The integration of NMR-metabolomic and genomic analyses can provide enhanced identification of structural properties as well as key biosynthetic information, thus achieving the targeted discovery of new natural products. For this purpose, NMR-based metabolomic profiling of the marine-derived Streptomyces sp. S063 (CGMCC 14582) was performed, by which N-methylated peptides possessing unusual negative ¹H NMR chemical shift values were tracked. Meanwhile, genome mining of this strain revealed the presence of an unknown NRPS gene cluster (len) with piperazic-acid-encoding genes (lenE and lenF). Under the guidance of the combined information, two cyclic decapeptides, lenziamides D1 (1) and B1 (2), were isolated from Streptomyces sp. S063, which contains piperazic acids with negative ¹H NMR values. The structures of 1 and 2 were determined by extensive spectroscopic analysis combined with Marfey’s method and ECD calculations. Furthermore, we provided a detailed model of lenziamide (1 and 2) biosynthesis in Streptomyces sp. S063. In the cytotoxicity evaluation, 1 and 2 showed moderate growth inhibition against the human cancer cells HEL, H1975, H1299, and drug-resistant A549–taxol with IC₅₀ values of 8–24 μM.

Abstract Image

查看原文本刊更多论文

NMR代谢组学分析和基因组挖掘推动海洋链霉菌环十肽的发现

NMR代谢组学和基因组分析的结合可以增强对结构特性和关键生物合成信息的识别，从而实现新天然产物的靶向发现。为此，对海洋来源的链霉菌S063（CGMCC 14582）进行了基于NMR的代谢组学分析，通过该分析跟踪了具有异常负1H NMR化学位移值的N-甲基化肽。同时，该菌株的基因组挖掘揭示了一个未知的NRPS基因簇（len）与哌嗪酸编码基因（lenE和lenF）的存在。在组合信息的指导下，从链霉菌属S063中分离出两种环状十肽，伦齐亚酰胺D1（1）和B1（2）。S063含有1H NMR值为负的哌嗪酸。1和2的结构是通过广泛的光谱分析结合Marfey方法和ECD计算确定的。此外，我们还提供了链霉菌S063中伦茨酰胺（1和2）生物合成的详细模型。在细胞毒性评估中，1和2对人类癌症细胞HEL、H1975、H1299和耐药A549-紫杉醇显示出中等的生长抑制作用，IC50值为8-24μM。
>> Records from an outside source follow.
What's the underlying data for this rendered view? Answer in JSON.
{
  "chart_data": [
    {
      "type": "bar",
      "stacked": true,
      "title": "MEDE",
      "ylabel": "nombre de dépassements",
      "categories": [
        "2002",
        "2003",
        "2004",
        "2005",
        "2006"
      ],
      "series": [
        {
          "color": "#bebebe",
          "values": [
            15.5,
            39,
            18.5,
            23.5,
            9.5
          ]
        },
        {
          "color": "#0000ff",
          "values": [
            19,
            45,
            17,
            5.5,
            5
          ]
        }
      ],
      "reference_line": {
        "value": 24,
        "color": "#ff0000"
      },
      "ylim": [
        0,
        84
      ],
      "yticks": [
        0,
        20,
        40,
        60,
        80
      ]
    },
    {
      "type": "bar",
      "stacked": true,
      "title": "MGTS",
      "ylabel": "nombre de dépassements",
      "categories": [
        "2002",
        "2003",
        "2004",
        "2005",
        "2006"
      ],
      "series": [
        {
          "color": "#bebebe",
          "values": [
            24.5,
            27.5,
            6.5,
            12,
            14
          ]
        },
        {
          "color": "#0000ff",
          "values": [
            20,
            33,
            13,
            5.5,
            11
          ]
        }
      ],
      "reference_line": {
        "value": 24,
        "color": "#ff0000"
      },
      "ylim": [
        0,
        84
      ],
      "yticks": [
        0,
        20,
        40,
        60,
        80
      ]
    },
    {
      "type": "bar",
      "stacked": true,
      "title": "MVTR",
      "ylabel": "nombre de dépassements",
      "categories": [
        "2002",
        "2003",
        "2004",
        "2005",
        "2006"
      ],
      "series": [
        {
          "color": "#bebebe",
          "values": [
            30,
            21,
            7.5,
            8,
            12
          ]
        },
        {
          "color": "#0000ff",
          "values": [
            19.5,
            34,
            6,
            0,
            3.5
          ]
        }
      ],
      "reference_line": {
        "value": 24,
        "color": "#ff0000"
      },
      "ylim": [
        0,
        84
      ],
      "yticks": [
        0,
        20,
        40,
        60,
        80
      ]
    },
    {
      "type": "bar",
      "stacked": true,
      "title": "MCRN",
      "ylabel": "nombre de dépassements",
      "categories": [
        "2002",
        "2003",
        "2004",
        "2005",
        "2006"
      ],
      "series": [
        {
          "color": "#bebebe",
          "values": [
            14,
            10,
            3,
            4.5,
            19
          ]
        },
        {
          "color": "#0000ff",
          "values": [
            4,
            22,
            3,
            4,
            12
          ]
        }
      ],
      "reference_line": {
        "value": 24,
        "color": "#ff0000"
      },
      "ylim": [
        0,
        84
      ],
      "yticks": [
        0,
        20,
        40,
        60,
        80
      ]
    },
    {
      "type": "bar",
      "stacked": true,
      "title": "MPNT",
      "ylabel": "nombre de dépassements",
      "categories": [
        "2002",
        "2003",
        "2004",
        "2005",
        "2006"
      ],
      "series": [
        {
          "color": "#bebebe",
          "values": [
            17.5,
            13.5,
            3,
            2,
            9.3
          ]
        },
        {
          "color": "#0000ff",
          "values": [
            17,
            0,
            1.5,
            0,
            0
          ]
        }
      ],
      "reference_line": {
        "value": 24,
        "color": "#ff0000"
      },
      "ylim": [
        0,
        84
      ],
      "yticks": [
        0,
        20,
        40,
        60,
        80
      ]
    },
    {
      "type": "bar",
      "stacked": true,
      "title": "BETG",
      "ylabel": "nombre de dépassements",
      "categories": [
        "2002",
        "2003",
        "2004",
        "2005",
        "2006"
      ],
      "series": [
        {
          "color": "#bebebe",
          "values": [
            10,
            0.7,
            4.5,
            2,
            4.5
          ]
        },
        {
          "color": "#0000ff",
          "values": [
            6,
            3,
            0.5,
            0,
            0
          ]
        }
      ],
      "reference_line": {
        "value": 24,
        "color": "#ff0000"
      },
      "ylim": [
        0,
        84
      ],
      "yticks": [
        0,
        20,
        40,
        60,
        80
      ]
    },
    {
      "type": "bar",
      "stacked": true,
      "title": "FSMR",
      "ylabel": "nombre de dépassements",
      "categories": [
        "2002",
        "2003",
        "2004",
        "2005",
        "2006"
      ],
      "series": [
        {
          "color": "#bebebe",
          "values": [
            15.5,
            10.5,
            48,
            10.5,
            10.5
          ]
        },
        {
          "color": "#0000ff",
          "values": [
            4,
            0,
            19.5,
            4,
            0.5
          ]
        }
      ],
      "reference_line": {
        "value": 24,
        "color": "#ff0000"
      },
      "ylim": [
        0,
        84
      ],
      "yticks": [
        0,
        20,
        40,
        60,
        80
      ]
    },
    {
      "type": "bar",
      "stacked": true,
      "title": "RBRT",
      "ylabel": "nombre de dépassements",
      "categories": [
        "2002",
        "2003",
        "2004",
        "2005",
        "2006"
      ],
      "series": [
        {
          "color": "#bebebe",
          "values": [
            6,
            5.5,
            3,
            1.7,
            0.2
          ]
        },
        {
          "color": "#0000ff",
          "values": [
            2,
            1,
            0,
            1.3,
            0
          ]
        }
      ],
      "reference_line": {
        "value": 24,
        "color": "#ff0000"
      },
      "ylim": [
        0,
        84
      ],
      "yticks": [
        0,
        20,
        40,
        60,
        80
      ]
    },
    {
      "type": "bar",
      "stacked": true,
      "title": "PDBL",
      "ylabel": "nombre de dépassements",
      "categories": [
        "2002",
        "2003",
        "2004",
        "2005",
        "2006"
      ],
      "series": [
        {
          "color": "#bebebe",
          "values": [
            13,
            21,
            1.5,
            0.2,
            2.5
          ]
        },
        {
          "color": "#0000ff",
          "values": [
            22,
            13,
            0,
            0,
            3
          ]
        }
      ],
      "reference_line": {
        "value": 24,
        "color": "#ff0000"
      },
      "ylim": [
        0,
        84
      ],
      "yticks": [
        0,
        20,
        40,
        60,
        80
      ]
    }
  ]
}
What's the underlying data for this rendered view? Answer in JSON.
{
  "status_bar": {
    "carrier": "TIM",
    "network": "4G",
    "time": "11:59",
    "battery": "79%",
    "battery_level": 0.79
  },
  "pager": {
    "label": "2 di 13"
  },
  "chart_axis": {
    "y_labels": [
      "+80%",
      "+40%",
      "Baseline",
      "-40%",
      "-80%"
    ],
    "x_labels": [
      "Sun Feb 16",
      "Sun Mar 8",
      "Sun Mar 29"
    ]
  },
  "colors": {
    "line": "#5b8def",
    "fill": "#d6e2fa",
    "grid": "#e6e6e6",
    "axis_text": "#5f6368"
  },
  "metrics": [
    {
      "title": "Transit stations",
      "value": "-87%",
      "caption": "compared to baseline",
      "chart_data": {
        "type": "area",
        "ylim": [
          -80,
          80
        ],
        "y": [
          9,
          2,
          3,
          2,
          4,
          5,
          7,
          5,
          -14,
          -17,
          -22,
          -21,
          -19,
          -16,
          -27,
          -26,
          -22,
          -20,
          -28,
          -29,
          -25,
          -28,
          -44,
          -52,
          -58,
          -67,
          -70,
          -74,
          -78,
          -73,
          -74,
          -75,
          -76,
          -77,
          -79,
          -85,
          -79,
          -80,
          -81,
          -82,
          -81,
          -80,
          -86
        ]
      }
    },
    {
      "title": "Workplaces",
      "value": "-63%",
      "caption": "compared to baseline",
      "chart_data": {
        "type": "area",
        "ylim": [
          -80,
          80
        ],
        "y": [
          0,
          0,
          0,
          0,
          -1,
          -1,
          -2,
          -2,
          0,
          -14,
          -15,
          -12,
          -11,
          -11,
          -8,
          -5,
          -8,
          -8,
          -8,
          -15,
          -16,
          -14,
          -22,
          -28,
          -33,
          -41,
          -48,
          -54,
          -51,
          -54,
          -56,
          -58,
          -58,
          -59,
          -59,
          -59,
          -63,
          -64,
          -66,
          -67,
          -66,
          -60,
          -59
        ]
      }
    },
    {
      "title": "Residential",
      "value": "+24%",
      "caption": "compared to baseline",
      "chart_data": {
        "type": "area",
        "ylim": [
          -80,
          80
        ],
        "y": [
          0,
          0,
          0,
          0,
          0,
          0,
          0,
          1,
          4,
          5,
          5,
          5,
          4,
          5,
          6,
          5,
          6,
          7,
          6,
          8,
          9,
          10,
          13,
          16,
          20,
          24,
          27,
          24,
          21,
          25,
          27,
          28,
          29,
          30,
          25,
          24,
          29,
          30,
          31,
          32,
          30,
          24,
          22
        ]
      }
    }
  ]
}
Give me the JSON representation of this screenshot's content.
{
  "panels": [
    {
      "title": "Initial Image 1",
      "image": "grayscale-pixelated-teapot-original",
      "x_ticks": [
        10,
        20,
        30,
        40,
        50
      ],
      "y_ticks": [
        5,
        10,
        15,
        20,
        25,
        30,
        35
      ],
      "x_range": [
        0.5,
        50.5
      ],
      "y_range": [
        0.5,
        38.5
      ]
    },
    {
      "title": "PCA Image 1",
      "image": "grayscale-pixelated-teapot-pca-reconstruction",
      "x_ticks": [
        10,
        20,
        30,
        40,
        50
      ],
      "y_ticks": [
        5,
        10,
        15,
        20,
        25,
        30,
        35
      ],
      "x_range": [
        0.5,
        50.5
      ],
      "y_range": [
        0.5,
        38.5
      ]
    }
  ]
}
本文章由计算机程序翻译，如有差异，请以英文原文为准。

求助全文

约1分钟内获得全文求助全文

来源期刊

Journal of Natural Products 生物-药学

CiteScore

9.10

自引率

5.90%

发文量

294

审稿时长

2.3 months

期刊介绍： The Journal of Natural Products invites and publishes papers that make substantial and scholarly contributions to the area of natural products research. Contributions may relate to the chemistry and/or biochemistry of naturally occurring compounds or the biology of living systems from which they are obtained. Specifically, there may be articles that describe secondary metabolites of microorganisms, including antibiotics and mycotoxins; physiologically active compounds from terrestrial and marine plants and animals; biochemical studies, including biosynthesis and microbiological transformations; fermentation and plant tissue culture; the isolation, structure elucidation, and chemical synthesis of novel compounds from nature; and the pharmacology of compounds of natural origin. When new compounds are reported, manuscripts describing their biological activity are much preferred. Specifically, there may be articles that describe secondary metabolites of microorganisms, including antibiotics and mycotoxins; physiologically active compounds from terrestrial and marine plants and animals; biochemical studies, including biosynthesis and microbiological transformations; fermentation and plant tissue culture; the isolation, structure elucidation, and chemical synthesis of novel compounds from nature; and the pharmacology of compounds of natural origin.